Diskalkulia juga diketahui berhubungan dengan gangguan lainnya. Mengutip keterangan dari laman Dopasolution, anak-anak dengan attention deficit hyperactivity disorder (ADHD) 30 persen lebih mungkin memiliki masalah dengan matematika, dan anak-anak dengan ketidakmampuan belajar matematika 25 persen lebih mungkin mengalami ADHD.
Anak-anak dengan ADHD terbiasa dengan rangsangan eksternal dengan sangat cepat. Oleh karena itu, mereka merasa kesulitan untuk tetap fokus melalui tugas-tugas yang berulang, seperti mengulang tabel perkalian.
Bila anak mengalami diskalkulia, penting untuk mengetahui apakah dia juga punya ADHD. Pasalnya, ADHD membuat anak tidak menyukai tugas berulang, sementara anak dengan diskalkulia tanpa ADHD harus sering latihan matematika.
Disleksia juga cenderung muncul bersamaan dengan diskalkulia, dengan persentase perkiraan menunjukkan 70-80 persen dari semua kasus. Banyak penyebab terjadinya diskalkulia juga terjadi pada disleksia. Contohnya saja seperti kinerja memori yang buruk dan lambatnya proses berpikir.
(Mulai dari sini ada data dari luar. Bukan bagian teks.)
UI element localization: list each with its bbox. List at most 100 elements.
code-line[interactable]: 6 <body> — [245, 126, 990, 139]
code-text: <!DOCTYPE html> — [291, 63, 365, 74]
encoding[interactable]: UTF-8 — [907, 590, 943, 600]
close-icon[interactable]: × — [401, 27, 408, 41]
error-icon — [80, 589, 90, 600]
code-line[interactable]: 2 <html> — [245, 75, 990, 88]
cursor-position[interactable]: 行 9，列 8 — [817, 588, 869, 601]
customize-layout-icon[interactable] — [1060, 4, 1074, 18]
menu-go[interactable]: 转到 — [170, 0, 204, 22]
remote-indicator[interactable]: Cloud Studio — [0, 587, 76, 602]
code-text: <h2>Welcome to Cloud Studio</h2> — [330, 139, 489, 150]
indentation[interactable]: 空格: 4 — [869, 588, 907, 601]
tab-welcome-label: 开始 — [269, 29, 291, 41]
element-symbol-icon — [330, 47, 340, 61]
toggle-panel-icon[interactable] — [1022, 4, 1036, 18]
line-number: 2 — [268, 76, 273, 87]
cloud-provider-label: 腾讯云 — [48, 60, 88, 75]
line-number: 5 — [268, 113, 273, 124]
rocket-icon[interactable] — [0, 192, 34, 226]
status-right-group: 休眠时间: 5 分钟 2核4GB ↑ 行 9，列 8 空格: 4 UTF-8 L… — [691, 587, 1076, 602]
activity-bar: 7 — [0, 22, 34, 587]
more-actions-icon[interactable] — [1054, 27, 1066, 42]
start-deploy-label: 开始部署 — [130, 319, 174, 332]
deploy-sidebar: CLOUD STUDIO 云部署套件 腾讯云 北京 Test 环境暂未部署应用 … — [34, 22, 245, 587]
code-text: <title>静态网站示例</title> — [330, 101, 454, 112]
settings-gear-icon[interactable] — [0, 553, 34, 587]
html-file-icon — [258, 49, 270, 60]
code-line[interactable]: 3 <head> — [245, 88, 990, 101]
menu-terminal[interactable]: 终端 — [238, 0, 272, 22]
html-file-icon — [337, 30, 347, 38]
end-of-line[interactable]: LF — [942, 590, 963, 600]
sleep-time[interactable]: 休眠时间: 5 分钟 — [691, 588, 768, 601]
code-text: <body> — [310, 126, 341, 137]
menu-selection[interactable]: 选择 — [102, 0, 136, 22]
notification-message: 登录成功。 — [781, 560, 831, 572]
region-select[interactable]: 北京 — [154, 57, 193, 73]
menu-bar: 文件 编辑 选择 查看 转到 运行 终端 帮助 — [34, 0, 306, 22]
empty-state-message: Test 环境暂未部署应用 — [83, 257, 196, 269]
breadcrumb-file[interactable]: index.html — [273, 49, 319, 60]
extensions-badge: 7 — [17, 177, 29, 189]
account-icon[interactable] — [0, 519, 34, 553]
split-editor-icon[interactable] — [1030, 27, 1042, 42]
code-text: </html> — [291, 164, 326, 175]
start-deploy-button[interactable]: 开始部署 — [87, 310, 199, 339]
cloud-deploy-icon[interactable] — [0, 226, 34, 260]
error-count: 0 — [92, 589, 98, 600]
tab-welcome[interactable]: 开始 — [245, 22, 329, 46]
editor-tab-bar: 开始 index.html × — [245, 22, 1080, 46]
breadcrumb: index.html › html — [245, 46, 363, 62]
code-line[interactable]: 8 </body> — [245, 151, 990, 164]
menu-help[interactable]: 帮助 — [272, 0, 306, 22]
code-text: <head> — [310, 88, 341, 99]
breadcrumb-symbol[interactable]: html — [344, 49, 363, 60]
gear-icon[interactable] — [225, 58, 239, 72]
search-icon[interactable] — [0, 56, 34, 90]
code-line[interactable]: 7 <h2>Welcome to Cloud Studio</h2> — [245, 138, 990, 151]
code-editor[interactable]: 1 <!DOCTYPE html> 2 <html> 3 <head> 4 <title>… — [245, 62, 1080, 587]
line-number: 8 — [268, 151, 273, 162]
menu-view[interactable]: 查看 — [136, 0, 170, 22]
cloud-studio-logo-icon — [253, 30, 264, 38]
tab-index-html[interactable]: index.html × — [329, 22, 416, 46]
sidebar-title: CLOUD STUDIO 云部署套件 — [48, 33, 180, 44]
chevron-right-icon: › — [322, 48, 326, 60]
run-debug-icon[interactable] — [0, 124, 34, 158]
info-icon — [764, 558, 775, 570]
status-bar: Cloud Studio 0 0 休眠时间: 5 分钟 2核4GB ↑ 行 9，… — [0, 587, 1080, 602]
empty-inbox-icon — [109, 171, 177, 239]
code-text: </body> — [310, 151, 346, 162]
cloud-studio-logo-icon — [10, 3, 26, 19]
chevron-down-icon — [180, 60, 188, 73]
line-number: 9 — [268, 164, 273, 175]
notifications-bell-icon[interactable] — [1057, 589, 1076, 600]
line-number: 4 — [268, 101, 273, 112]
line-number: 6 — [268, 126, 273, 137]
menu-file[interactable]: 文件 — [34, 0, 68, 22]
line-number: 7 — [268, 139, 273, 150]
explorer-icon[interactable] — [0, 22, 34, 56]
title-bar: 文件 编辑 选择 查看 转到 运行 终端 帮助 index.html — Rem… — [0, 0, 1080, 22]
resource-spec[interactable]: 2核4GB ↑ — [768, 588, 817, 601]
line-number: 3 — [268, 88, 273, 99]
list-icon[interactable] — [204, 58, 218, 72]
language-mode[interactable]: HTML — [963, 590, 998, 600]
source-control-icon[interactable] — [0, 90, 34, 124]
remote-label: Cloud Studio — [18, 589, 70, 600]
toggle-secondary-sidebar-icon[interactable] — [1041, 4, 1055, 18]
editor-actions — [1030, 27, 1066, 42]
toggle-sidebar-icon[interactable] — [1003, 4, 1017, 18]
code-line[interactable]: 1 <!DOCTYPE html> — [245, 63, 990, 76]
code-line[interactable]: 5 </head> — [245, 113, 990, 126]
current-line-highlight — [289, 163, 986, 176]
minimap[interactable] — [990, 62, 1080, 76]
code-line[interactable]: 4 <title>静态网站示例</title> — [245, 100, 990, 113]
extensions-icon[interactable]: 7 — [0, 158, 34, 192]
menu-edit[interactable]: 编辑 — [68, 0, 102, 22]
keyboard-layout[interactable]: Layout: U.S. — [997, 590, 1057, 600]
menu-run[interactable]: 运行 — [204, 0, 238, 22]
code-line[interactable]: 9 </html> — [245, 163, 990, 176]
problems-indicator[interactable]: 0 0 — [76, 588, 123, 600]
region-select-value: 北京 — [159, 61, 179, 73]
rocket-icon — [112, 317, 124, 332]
Banyak guru dan orang tua terlalu fokus pada masalah bahasa dan bicara anak. Padahal, matematika juga merupakan keterampilan penting. Terlebih, masyarakat kebanyakan lebih bergantung pada informasi yang sifatnya kuantitatif.
Dengan penjelasan di atas, diharapkan agar orang tua lebih peka terhadap tumbuh kembang anak, termasuk menaruh perhatian besar terhadap setiap proses perkembangan belajarnya.